Understanding the model's limitations, like potential hallucinations or generating plausible but incorrect code, is crucial. Prompts should encourage caution, for example, asking the model to "cite sources" (if applicable to the underlying data) or "explain the reasoning" behind a code suggestion helps identify potential issues.

GitHub Copilot in Practice

GitHub Copilot acts as an "autocomplete on steroids," integrating directly into the code editor and offering real-time suggestions as the developer types, drastically reducing the effort needed for repetitive code patterns and standard library usage.
It excels at writing unit tests, often generating relevant test cases based on the function signature and surrounding code context with minimal prompting, which encourages better testing practices by lowering the barrier to entry.
Copilot is particularly useful when working with unfamiliar languages or frameworks. It can provide idiomatic code snippets and usage examples, accelerating the learning curve and helping developers write code that adheres to community conventions.
While powerful, Copilot's suggestions require careful review. It can sometimes produce code that is subtly incorrect, inefficient, or introduces security vulnerabilities. Developers must remain vigilant and treat suggestions as starting points, not finished products.
- It might confidently generate code that uses non-existent library functions.
- It can sometimes miss edge cases or error handling requirements.
- Security best practices are not always followed in generated code.
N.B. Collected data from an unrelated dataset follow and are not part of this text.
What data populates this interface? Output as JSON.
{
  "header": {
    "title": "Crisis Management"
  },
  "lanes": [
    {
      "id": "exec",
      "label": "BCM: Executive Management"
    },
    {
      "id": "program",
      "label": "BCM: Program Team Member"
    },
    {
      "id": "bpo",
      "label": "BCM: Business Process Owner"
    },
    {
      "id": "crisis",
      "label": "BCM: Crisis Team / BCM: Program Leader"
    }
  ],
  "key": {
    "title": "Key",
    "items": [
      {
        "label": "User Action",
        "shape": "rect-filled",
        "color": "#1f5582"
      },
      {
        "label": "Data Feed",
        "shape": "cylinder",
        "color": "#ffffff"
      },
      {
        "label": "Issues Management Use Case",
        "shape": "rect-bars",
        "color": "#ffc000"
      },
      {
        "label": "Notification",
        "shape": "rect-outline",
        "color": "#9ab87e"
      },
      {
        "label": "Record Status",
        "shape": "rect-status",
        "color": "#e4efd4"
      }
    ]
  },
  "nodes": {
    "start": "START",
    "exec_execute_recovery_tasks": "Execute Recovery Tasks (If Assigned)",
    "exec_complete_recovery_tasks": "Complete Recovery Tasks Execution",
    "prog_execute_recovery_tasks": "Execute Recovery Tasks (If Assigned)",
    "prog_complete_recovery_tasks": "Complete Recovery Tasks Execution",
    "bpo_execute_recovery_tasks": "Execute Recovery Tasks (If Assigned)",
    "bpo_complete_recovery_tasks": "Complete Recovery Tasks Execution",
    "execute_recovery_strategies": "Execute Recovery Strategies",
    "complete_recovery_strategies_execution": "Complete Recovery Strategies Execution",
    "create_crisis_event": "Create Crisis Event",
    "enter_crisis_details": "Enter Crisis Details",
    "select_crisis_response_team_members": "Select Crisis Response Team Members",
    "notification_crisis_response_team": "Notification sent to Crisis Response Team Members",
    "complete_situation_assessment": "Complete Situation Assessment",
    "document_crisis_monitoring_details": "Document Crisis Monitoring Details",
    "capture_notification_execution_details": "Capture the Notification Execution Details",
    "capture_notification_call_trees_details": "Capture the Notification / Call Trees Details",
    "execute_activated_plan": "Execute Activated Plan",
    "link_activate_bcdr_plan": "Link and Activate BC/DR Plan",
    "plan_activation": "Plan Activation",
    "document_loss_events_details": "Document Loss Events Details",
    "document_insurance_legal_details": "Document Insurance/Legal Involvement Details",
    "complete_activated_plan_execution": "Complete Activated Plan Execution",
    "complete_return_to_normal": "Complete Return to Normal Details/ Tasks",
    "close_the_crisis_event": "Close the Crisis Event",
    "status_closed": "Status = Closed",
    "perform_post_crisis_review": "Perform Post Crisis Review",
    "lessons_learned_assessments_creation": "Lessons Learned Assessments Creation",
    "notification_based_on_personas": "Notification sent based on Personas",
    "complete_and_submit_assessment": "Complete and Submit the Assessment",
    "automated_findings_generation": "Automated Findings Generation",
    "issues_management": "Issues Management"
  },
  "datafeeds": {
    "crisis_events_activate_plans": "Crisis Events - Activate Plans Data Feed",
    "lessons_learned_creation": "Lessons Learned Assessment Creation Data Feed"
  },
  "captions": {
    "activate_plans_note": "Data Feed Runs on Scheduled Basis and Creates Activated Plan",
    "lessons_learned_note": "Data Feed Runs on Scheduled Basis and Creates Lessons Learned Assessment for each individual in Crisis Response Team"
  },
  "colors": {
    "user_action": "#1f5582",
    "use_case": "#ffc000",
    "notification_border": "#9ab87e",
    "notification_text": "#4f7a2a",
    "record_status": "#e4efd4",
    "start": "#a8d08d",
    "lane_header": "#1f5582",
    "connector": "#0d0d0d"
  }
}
Leveraging Command-Line and Custom AI Tools

Simon Willison developed the llm command-line tool to seamlessly integrate large language models into terminal workflows, allowing developers to pipe text, run prompts, and manage different models without leaving their preferred environment.
- This facilitates quick tasks like summarizing text files, generating commit messages, or explaining shell commands directly from the CLI.
- It supports various models (OpenAI, Anthropic, local models) and allows storing prompts for reuse.
Beyond general-purpose tools, developers can use LLM APIs to build custom tools tailored to specific project needs, such as custom documentation generators, specialized code refactoring scripts, or internal chatbots trained on project-specific knowledge.
Embedding generation is a powerful technique accessible via tools like llm. This converts text into numerical vectors, enabling semantic search, recommendation systems, and classification tasks, which developers can integrate into their applications.
The ability to run smaller, specialized LLMs locally (e.g., using LLaMA via ollama) offers advantages in terms of cost, privacy, and offline access, making AI capabilities accessible even for tasks involving sensitive data that shouldn't be sent to third-party APIs.

AI tools offer substantial productivity gains for software engineers, but require skillful application and critical oversight. Understanding prompt engineering and the limitations of these models is key to harnessing their benefits effectively.